Azure Kubernetes Services (AKS). Monitor your AKS cluster.

7 minute read

n 4th AKS series blog post we will take a look on how to monitor your Azure Kubernetes Cluster using two different solutions. One is Azure Monitor for Containers and the other is popular tandem Prometheus and Grafana.

Monitoring is a very important part of any IT ecosystem and Kubernetes is not exclusion.

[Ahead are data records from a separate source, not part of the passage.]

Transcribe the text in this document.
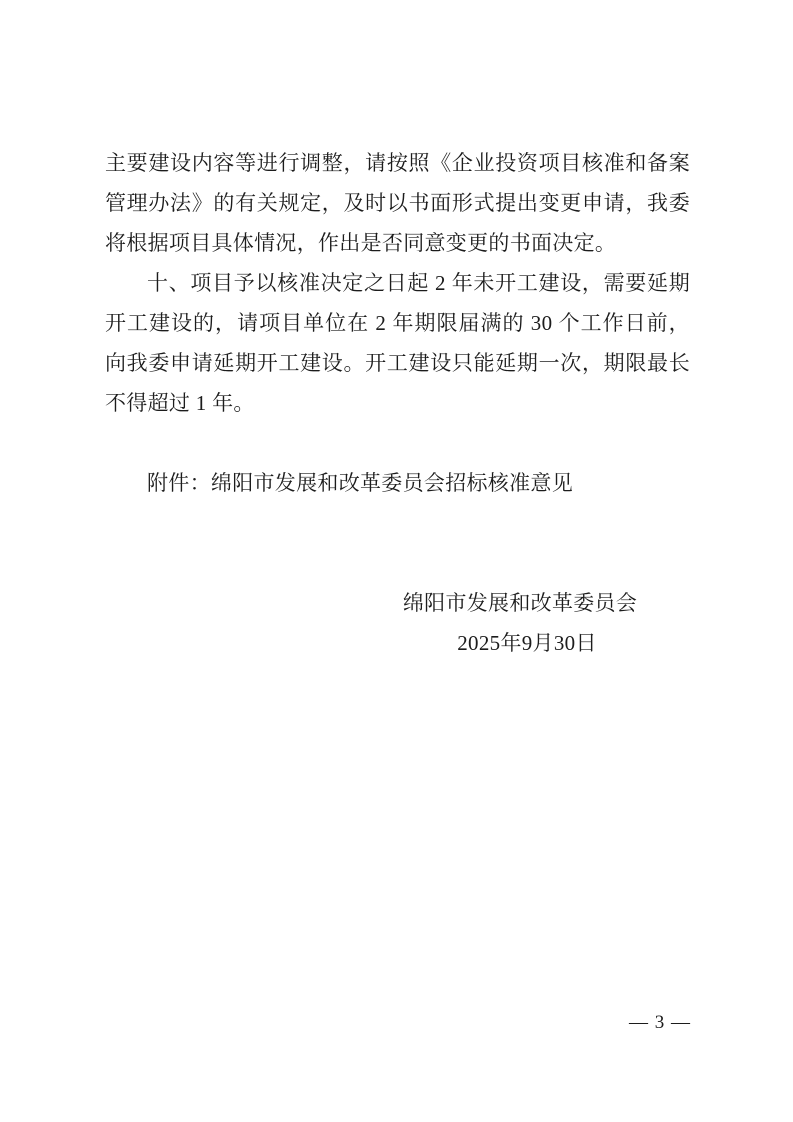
主要建设内容等进行调整，请按照《企业投资项目核准和备案管理办法》的有关规定，及时以书面形式提出变更申请，我委将根据项目具体情况，作出是否同意变更的书面决定。

十、项目予以核准决定之日起 2 年未开工建设，需要延期开工建设的，请项目单位在 2 年期限届满的 30 个工作日前，向我委申请延期开工建设。开工建设只能延期一次，期限最长不得超过 1 年。

附件：绵阳市发展和改革委员会招标核准意见

绵阳市发展和改革委员会
2025年9月30日
— 3 —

It’s necessary to know and make sure that:

  • AKS cluster nodes not overloaded and you have enough cpu and memory on the nodes
  • Pods are not failing and containers successfully running
  • AKS storage is not approaching it’s capacity limits
  • You have some metrics history like network, CPU, RAM, Disk usage and etc. for troubleshooting and observing purposes
  • You have some history about your containers statuses (fails, terminations, restarts and etc.)
  • You will be notified in a preferred way (email, slack chat, teams and etc.) in case if something will went wrong on your cluster.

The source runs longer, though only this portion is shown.